Sementara itu, Kepala Perwakilan Bank Indonesia Provinsi Maluku, Mohamad Latif, menilai panen kali ini merupakan bagian penting dari Gerakan Nasional Pengendalian Inflasi Pangan.
“Kami sangat mendukung langkah-langkah yang dilakukan Pemerintah Provinsi Maluku. Karena komoditas cabai dan bawang merah ini sangat menentukan stabilitas harga di pasar,” ungkap Latif.
Ia menjelaskan, pada Oktober lalu, inflasi volatile food Maluku mencapai 5,12 persen, dengan harga cabai rawit melonjak hingga Rp 100 ribu per kilogram. Kondisi tersebut menjadikan Maluku sebagai salah satu “zona merah” dalam peta inflasi nasional.

“Panen ini diharapkan dapat memperkuat pasokan cabai di pasar lokal, menekan harga, dan membantu menjaga kestabilan ekonomi masyarakat.

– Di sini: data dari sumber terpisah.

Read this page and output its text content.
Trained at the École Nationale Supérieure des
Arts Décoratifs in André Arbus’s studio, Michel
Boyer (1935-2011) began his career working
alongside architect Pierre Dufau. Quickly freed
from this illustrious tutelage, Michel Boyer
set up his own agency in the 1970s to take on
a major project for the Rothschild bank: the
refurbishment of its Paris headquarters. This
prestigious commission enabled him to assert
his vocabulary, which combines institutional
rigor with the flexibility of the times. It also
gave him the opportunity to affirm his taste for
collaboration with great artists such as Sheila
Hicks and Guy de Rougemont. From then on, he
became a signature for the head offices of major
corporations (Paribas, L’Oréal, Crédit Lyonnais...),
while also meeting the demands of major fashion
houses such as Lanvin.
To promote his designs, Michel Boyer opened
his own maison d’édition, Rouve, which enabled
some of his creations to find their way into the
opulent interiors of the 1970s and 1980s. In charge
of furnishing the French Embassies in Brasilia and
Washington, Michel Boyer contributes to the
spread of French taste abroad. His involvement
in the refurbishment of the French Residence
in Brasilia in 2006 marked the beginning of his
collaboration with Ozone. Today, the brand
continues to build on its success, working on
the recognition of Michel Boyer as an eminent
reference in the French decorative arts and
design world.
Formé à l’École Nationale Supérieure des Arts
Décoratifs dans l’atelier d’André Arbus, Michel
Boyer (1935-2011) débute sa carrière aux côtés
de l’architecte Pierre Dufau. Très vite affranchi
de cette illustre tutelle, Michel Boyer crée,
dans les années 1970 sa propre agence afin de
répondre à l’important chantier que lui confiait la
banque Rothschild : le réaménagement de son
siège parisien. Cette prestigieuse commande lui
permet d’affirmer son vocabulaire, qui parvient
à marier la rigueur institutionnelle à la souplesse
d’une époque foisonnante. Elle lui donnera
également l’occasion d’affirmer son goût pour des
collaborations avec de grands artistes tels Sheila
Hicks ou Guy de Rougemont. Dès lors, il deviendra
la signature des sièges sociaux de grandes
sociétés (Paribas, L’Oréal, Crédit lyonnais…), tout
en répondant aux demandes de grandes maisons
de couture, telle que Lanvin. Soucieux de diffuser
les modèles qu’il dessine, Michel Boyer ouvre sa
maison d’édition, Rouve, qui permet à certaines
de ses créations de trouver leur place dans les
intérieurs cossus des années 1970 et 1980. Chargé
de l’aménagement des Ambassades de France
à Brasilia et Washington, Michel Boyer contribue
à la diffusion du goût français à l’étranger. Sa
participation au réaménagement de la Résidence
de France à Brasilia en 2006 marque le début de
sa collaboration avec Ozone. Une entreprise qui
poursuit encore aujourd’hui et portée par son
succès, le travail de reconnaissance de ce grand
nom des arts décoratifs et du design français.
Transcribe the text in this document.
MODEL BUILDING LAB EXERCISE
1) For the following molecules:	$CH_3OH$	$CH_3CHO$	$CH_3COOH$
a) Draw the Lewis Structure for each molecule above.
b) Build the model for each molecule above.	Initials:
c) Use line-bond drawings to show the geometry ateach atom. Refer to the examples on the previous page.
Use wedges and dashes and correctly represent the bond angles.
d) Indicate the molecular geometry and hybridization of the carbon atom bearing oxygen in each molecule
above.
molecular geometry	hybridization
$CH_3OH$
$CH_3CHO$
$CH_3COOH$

Ini bagian dari komitmen kami mendukung ketahanan pangan berkelanjutan di Maluku,” tegasnya.
Latif juga menyinggung arah kebijakan nasional di bawah Asta Cita Presiden Prabowo, yang mendorong peningkatan ketahanan pangan melalui pemanfaatan sumber daya lokal.
“Kita ingin kebutuhan masyarakat, termasuk untuk program MBG, bisa dipenuhi dari hasil petani kita sendiri,” timpalnya..
Dilokasi yang sama, Ketua Komunitas Smart Farming Maluku, Rasyid melaporkan, keberhasilan sistem digital farming yang dikembangkan sejak tahun 2023 hingga tahun 2025.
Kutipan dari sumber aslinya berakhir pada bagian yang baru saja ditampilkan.